Conference Agenda

Crowdsourcing, Audiovisual Heritage
Friday, 20/Mar/2020:
1:50pm - 3:20pm

Session Chair: Ieva Tihovska
Location: Hall B

Short Paper (10+5min)

Crowdsourcing Metadata for Audiovisual Cultural Heritage: Finnish Full-Length Films, 1946–1985

Hannu Salmi1,4, Kimmo Laine2,3, Tommi Römpötti2, Noora Kallioniemi1, Elina Karvo1

1University of Turku, Department of Cultural History, Finland; 2University of Turku, Department of Media Studies, Finland; 3University of Oulu, Department of Art Studies and Anthropology, Finlanf; 4Turku Group for Digital History, Finland

This paper is based on a crowdsourcing project which was realised at the School of History, Culture and Arts Studies of the University of Turku between the years 2013–2018. The idea was to develop a format through which long-term crowdsourcing could be integrated into the humanities curriculum.

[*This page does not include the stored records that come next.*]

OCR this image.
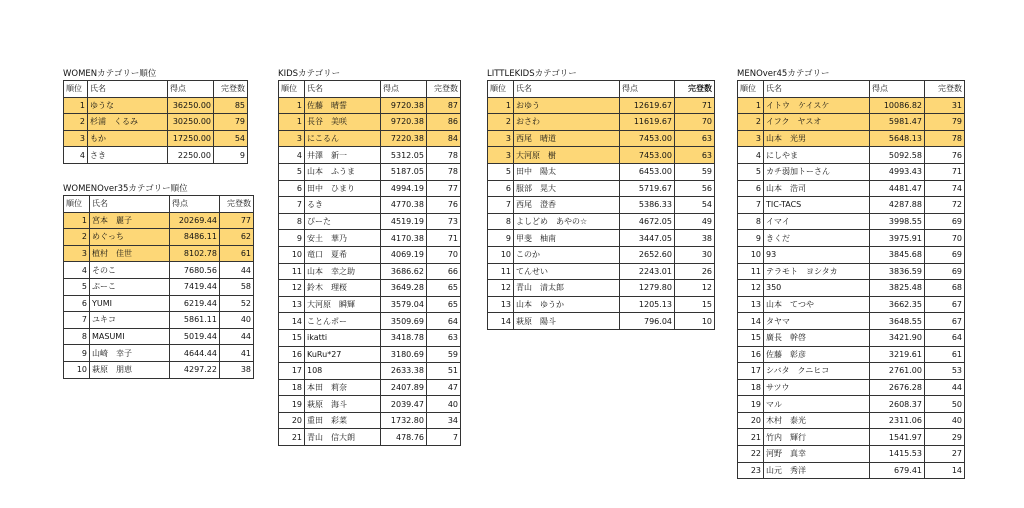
WOMENカテゴリー順位
順位	氏名	得点	完登数
1	ゆうな	36250.00	85
2	杉浦　くるみ	30250.00	79
3	もか	17250.00	54
4	さき	2250.00	9
WOMENOver35カテゴリー順位
順位	氏名	得点	完登数
1	宮本　麗子	20269.44	77
2	めぐっち	8486.11	62
3	植村　佳世	8102.78	61
4	そのこ	7680.56	44
5	ぷーこ	7419.44	58
6	YUMI	6219.44	52
7	ユキコ	5861.11	40
8	MASUMI	5019.44	44
9	山崎　幸子	4644.44	41
10	萩原　朋恵	4297.22	38
KIDSカテゴリー
順位	氏名	得点	完登数
1	佐藤　晴誓	9720.38	87
1	長谷　美咲	9720.38	86
3	にこるん	7220.38	84
4	井澤　新一	5312.05	78
5	山本　ふうま	5187.05	78
6	田中　ひまり	4994.19	77
7	るき	4770.38	76
8	ぴーた	4519.19	73
9	安土　華乃	4170.38	71
10	竜口　夏希	4069.19	70
11	山本　幸之助	3686.62	66
12	鈴木　理桜	3649.28	65
13	大河原　瞬輝	3579.04	65
14	ことんポー	3509.69	64
15	ikatti	3418.78	63
16	KuRu*27	3180.69	59
17	108	2633.38	51
18	本田　莉奈	2407.89	47
19	萩原　海斗	2039.47	40
20	重田　彩菜	1732.80	34
21	青山　信大朗	478.76	7
LITTLEKIDSカテゴリー
順位	氏名	得点	完登数
1	おゆう	12619.67	71
2	おさわ	11619.67	70
3	西尾　晴道	7453.00	63
3	大河原　樹	7453.00	63
5	田中　陽太	6453.00	59
6	服部　晃大	5719.67	56
7	西尾　澄香	5386.33	54
8	よしどめ　あやの☆	4672.05	49
9	甲斐　柚南	3447.05	38
10	このか	2652.60	30
11	てんせい	2243.01	26
12	青山　清太郎	1279.80	12
13	山本　ゆうか	1205.13	15
14	萩原　陽斗	796.04	10
MENOver45カテゴリー
順位	氏名	得点	完登数
1	イトウ　ケイスケ	10086.82	31
2	イフク　ヤスオ	5981.47	79
3	山本　光男	5648.13	78
4	にしやま	5092.58	76
5	カチ弱加トーさん	4993.43	71
6	山本　浩司	4481.47	74
7	TIC-TACS	4287.88	72
8	イマイ	3998.55	69
9	きくだ	3975.91	70
10	93	3845.68	69
11	テラモト　ヨシタカ	3836.59	69
12	350	3825.48	68
13	山本　てつや	3662.35	67
14	タヤマ	3648.55	67
15	廣長　幹啓	3421.90	64
16	佐藤　彰彦	3219.61	61
17	シバタ　クニヒコ	2761.00	53
18	サツウ	2676.28	44
19	マル	2608.37	50
20	木村　泰光	2311.06	40
21	竹内　輝行	1541.97	29
22	河野　真幸	1415.53	27
23	山元　秀洋	679.41	14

The project was realised in close cooperation with the National Audiovisual Institute (KAVI) in Finland. The aim was to help KAVI in developing its open database for Finnish cinema, Elonet, by engaging both graduate and postgraduate students in producing keywords, genre characterisations, plot summaries and other relevant fields of information for Finnish cinema. In total, the project produced metadata for 572 full-length films, both fiction films and long documentaries that had their theatre release between the years 1946 and 1985. The amount is substantial considering that, to date, around 1,600 full-length films have been released in Finland. At the same time, it produced a successful model for drawing on crowdsourcing in the classroom.

Long Paper (20+10min)

Emotion Preservation in Translation: Evaluating Datasets for Annotation Projection

Kaisla Kajava1, Emily Öhman1, Hui Piao2, Jörg Tiedemann1

1University of Helsinki, Finalnd; 2University of Tokyo, Japan

This paper is a pilot study that aims to explore the viability of annotation projection from one language to another as well as to evaluate the multilingual data set we have created for emotion analysis. We study different language pairs based on parallel corpora for sentiment and emotion annotations and explore annotator agreement. We show that the source data is a possible source for reliable L1 data to be used in annotation projection from high-resource languages, such as English, into low-resource languages and that this is a reliable way of creating data sets for fine-grained sentiment analysis and emotion detection.

Short Paper (10+5min)

Towards an Analysis of Gender in Video Game Culture: Exploring Gender-Specific Vocabulary in Video Game Magazines

Thomas Schmidt, Isabella Engl, Juliane Herzog, Lisa Judisch

Media Informatics Group, University of Regensburg, Germany

We present preliminary results of a project examining the role and usage of gender specific vocabulary in a corpus of video game magazines. The corpus consists of three popular video game magazines with 634 issues from the 1980s until 2011 and was gathered via OCR-scans of the platform We report on the distribution and progression of gender-specific words by using word lists of the LIWC for the categories "male" and "fe-male". We can indeed show that words of the type male are considerably more frequent than words of the type female, with a slight increase of female words during 2006-2010. This is in line with the overall development of gaming culture throughout these years and previous research in the humanities. Furthermore, we analyzed how the usage of negatively connoted words for female depictions (e.g. chick, slut) has evolved and identified a constant increase throughout the years reaching the climax around 2001-2005, a timespan that coincides with the release and popularity of games encompassing rather sexist concepts. We discuss the limitations of our explorations and report on plans to further investigate the role of gender in gaming culture.

Long Paper (20+10min)

Digital Analysis and Machine View on Latvian National Catalogue of Museum Collections

Maija Spurina

Latvian Academy of Culture, Latvia

Latvian National Catalogue of Museum Collections (Latvijas Nacionālais Muzeju Krājuma kopkatalogs) is an on-line national digital data base of museum collection ( that currently contains information on more than 1.2 million objects stored in 129 state certified museums. For the past fifteen years enormous efforts and financial means have been invested to create this one digital gateway to the cultural heritage stored in Latvian museums. The database was centrally designed and is administered top-down by a government agency – Culture Information System Center. The data has been input bottom-up by each museum. The resulting database can be seen as a digital representation of the national cultural heritage preserved in Latvian museums. In my presentation I will show preliminary results of my analysis of publicly available part of the database using OpenRefine and machine learning algorithm for object recognition (Python). I will discuss the challenges faced in the process of analysis due to the design of the database, as well as point out possibilities and limits of using machine learning algorithm for analysis of museum collections.